Tata Sons on Wednesday asked how the value of the 18.4% stake of Shapoorji Pallonji group in the holding firm went up from Rs 60 crore in 1965 to Rs 58,000 crore in 2016 if the company had been mismanaged by Ratan Tata as alleged by the SP group.

Further, the group has itself now claimed that its stake is worth Rs 1.75 lakh crore. “The valuation of their holding rose from Rs 60 crore in 1965 to Rs 58,000 crore in 2016. Yet they say Ratan Tata ran the company so badly that it was fit to be wound up in 2016,” Harish Salve, counsel for Tata Sons, said during the course of the hearing in Supreme Court.

Salve told a bench led by Chief Justice SA Bobde that the SP group in its cross-appeals had “claimed valuation of Rs 1.5 lakh crore. They have now asked that they be given 18% in all downstream Tata companies, and as per the latest application, the valuation is now at Rs 1.75 lakh crore. So if we go by their claims, it is a strange management which has mismanaged the company but still taken its (SP Group) valuation from Rs 1 lakh crore in 2017 to Rs 1.75 lakh crore in 2020”.

“Prejudical, oppressive and mismanagement have been all rumbled up together…This allegation is non-sensical,” Salve contended.

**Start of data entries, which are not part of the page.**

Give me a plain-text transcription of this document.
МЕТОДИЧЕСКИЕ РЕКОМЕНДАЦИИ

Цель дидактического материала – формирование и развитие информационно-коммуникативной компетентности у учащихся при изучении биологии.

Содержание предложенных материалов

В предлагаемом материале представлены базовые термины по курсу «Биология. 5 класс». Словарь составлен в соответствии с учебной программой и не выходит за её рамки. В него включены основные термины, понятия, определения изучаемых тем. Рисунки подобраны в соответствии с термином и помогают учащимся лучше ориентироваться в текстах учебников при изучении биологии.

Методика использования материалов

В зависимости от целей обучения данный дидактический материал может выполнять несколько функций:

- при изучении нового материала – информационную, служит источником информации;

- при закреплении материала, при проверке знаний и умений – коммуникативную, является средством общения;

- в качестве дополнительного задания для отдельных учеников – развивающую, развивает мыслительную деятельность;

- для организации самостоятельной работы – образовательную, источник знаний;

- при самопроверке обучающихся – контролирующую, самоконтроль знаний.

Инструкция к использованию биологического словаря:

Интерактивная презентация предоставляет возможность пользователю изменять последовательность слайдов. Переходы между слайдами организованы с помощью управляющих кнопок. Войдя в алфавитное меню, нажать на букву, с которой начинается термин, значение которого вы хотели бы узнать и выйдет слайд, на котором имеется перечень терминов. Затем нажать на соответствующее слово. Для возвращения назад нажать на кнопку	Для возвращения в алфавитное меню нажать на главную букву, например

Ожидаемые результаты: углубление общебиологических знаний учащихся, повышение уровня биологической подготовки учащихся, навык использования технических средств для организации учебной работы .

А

Unless Tata Sons incurred enormous losses and management lacked probity to such an extent that there was no other way except to boot out Tata Trust which owns about 66% stake in Tata Sons, the tribunal (NCLAT) could not have arrived at the conclusion that Tata Sons, under the leadership of Ratan Tata suffered from mismanagement, he argued.

On the contrary, the senior counsel contended that “things are going well and the companies are making money. And he is making allegation of mismanagement”.

According to Tata group, the NCLAT just picked up the points from the SP group’s written submissions and passed an order without even giving a finding what was wrong with the NCLT order.

Salve argued that reappointing Cyrus Mistry as the executive chairman, someone representing a company with only 18.4% stake in Tata Sons, against the wishes of majority stakeholders is akin to booting out the majority from the company.

The CJI during the hearing enquired “who had said that Tata Sons should be wound up “Party in their arguments need not say that the company should be wound up. Party only needs to say that there is oppression and mismanagement. The tribunal can then look into the complaint and if it feels that it is just and equitable to wind up the company but not expedient to do so in the shareholders’ interest, then directions can be passed by the tribunal. Is there any need to actually plead for winding up,” he asked.

The hearings will continue on Thursday, when the Tata group is expected to conclude and the SP group is expected to begin its arguments.